Я сложила письмо. Глубоко вдохнула и принялась за следующее. И в этот момент зазвонил мой мобильник. Это была Л. Она помнила, что я на этих днях возвращаюсь из отпуска, и хотела узнать, как дела. На секунду я задумалась, уж не видела ли Л., как я вхожу в квартиру, и, движимая странным рефлексом, посмотрела в окно. Все было неподвижно: почти все занавеси задернуты, шторы опущены, ниже этажом через открытое окно было видно, как курит, сидя возле низкого столика, какая-то пара.
Л. понадобилось несколько секунд, чтобы понять, что я пребываю в ненормальном состоянии. Мой голос явственно выдает мое настроение, и не потому, что я не пытаюсь изменить его, овладеть им. Ничего не поделаешь, мой голос выдает, кто я: чересчур «впечатлительная», несмотря на постоянное увеличение словарного запаса.

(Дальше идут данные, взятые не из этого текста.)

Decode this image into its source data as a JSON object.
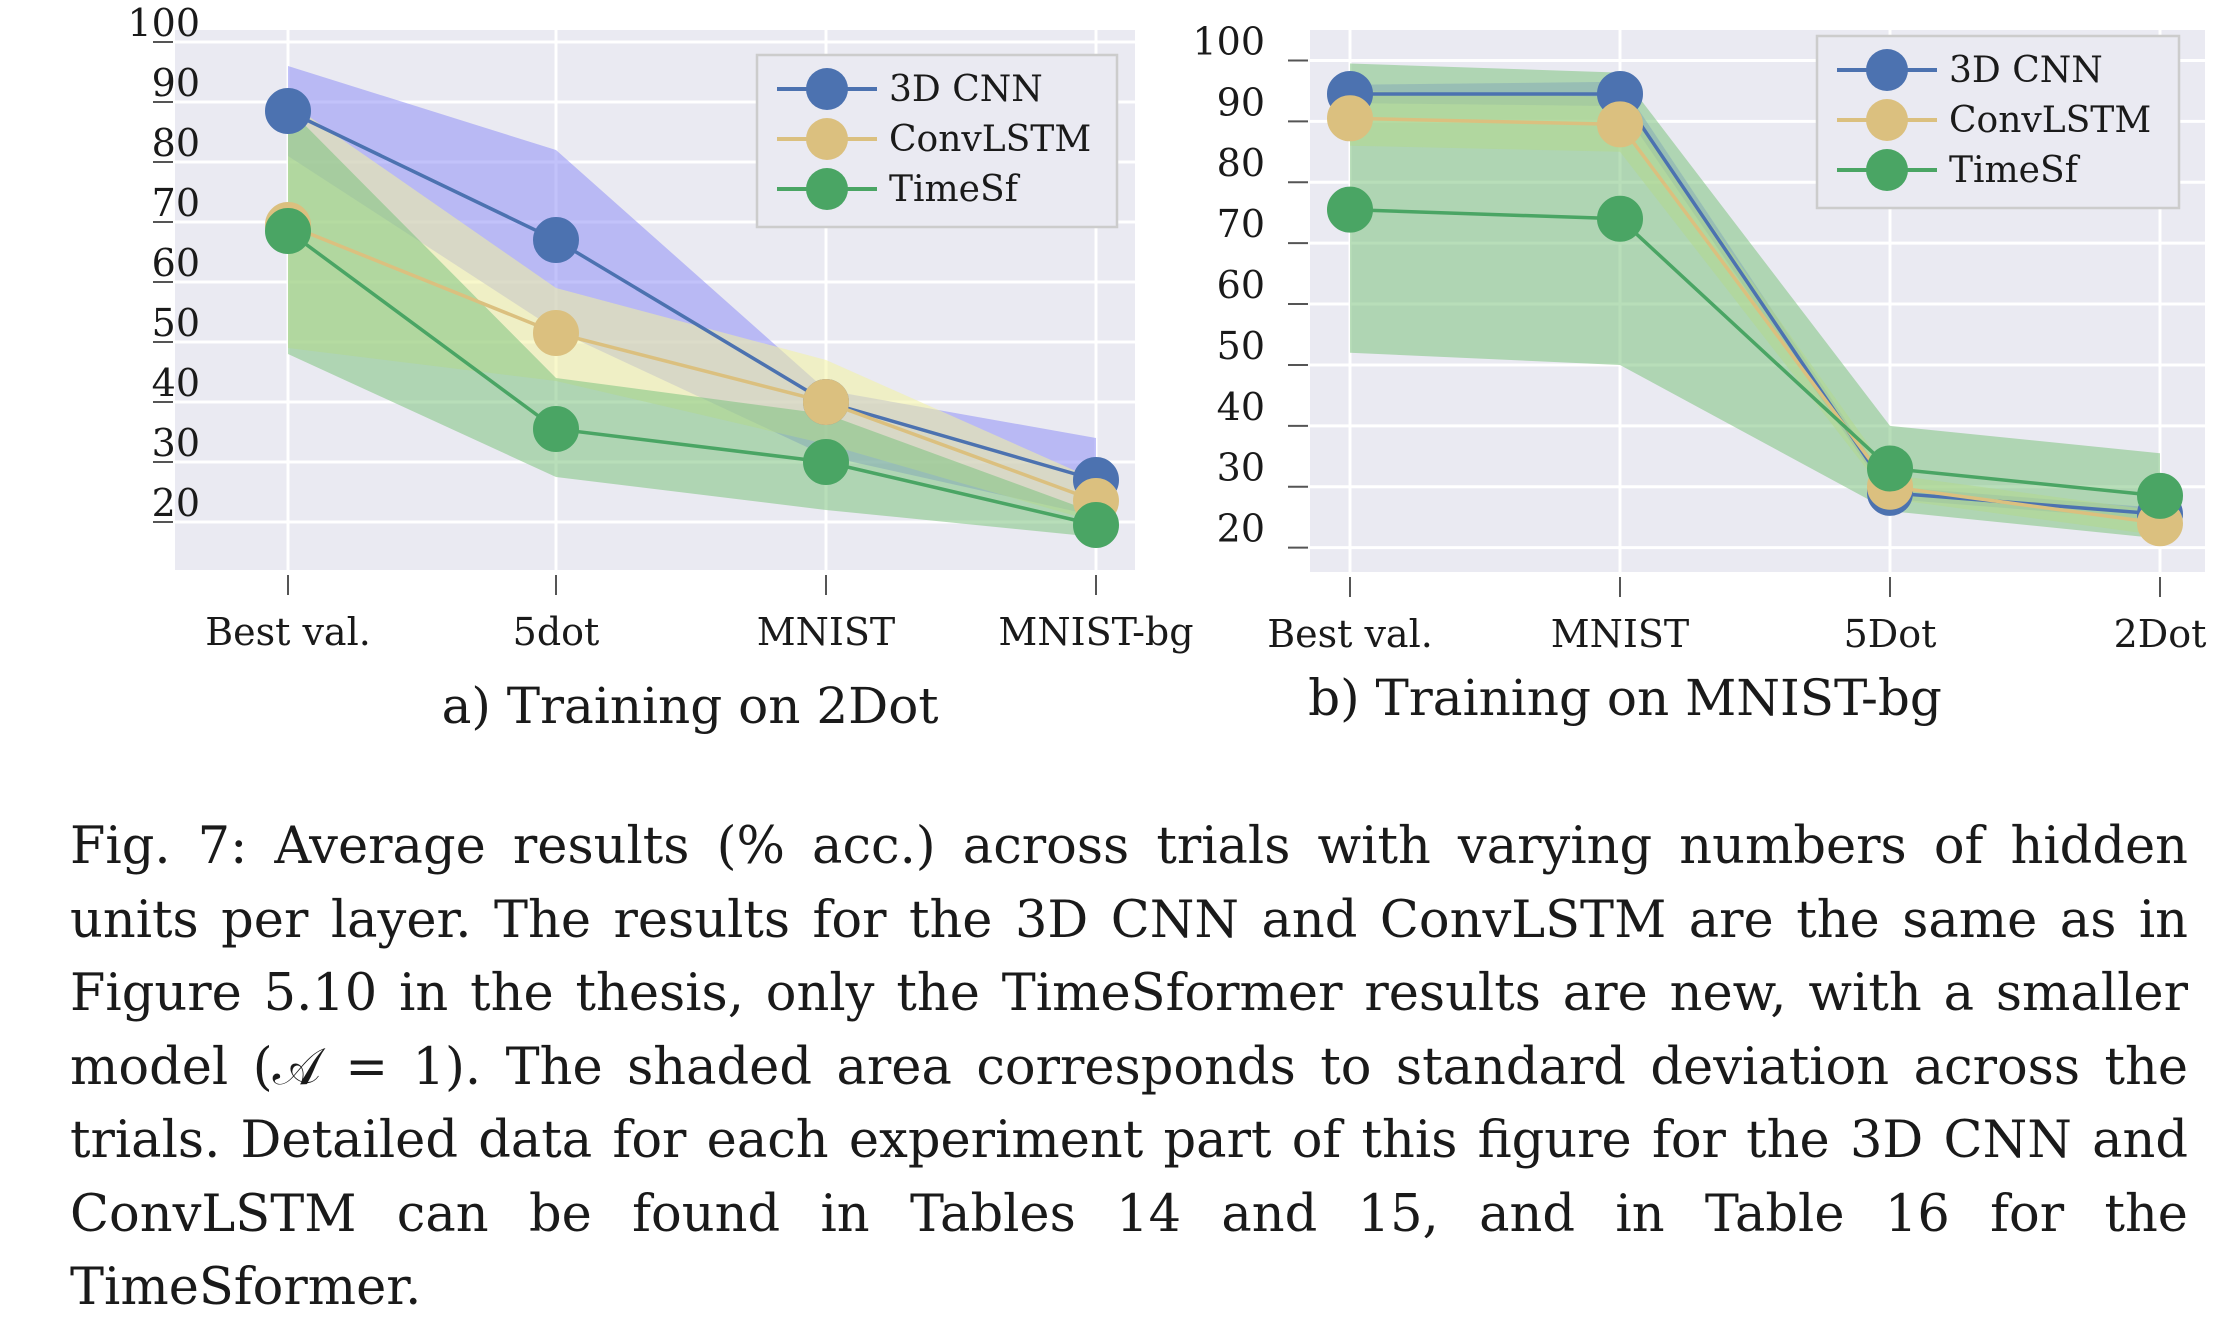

Л. тут же предложила мне выпить по стаканчику, она как раз утром закончила рукопись, над которой работала, и ей тоже необходимо расслабиться. Я согласилась встретиться с ней попозже, сначала надо прийти в себя и посетить супермаркет, чтобы набить холодильник. Письмо я положила в сумку с намерением показать его ей.
В кафе Л. у меня на глазах развернула письмо. Я следила за ней, пока ее взгляд скользил по строчкам. Она не заколола волосы, веки были покрыты серыми тенями с металлическим блеском, что подчеркивало ее бледность. Губы были едва подкрашены розовой помадой. Она была очень красива. Она читала, а я видела, как от негодования меняется ее лицо.
– Ты знаешь, кто это?
– Нет.
– Думаешь, кто-нибудь из родных?
– Не знаю.
Пока Л., заметно потрясенная, перечитывала письмо, я рассказала ей о том, которое получила несколькими неделями раньше. Мне помнилось, что оно было не таким резким. Л. на несколько секунд задумалась, потом снова взглянула на меня.
– Ты никогда не рассматривала возможность написать книгу про «потом»? Книгу, которая рассказывала бы о появлении твоего последнего романа, его последствиях, что он спровоцировал, ускорил, выявил. О том, как он воздействует, с отсрочкой.
Да, рассматривала. Эта мысль приходила мне в голову. Рассказать о том, как книгу приняли, о неожиданной поддержке, о волнующих письмах. Рассказать, каких усилий стоило некоторым, чтобы принять текст, об их неослабном желании суметь это сделать. Об уважении к литературе. Рассказать о запоздалых признаниях, нашептанных, стоило появиться книжке, о неожиданно всплывших воспоминаниях. О стратегии защиты, о безмолвных процессах. Да, было соблазнительно написать об этом: потрясение коснулось не только так называемых «зон риска». «Зоны риска» очертили точку попадания, поглотили ее, приняли. Более разрушительные подземные толчки происходили на других территориях, тех, к которым я прикоснулась, обошла, которые я добровольно исключила из поля повествования.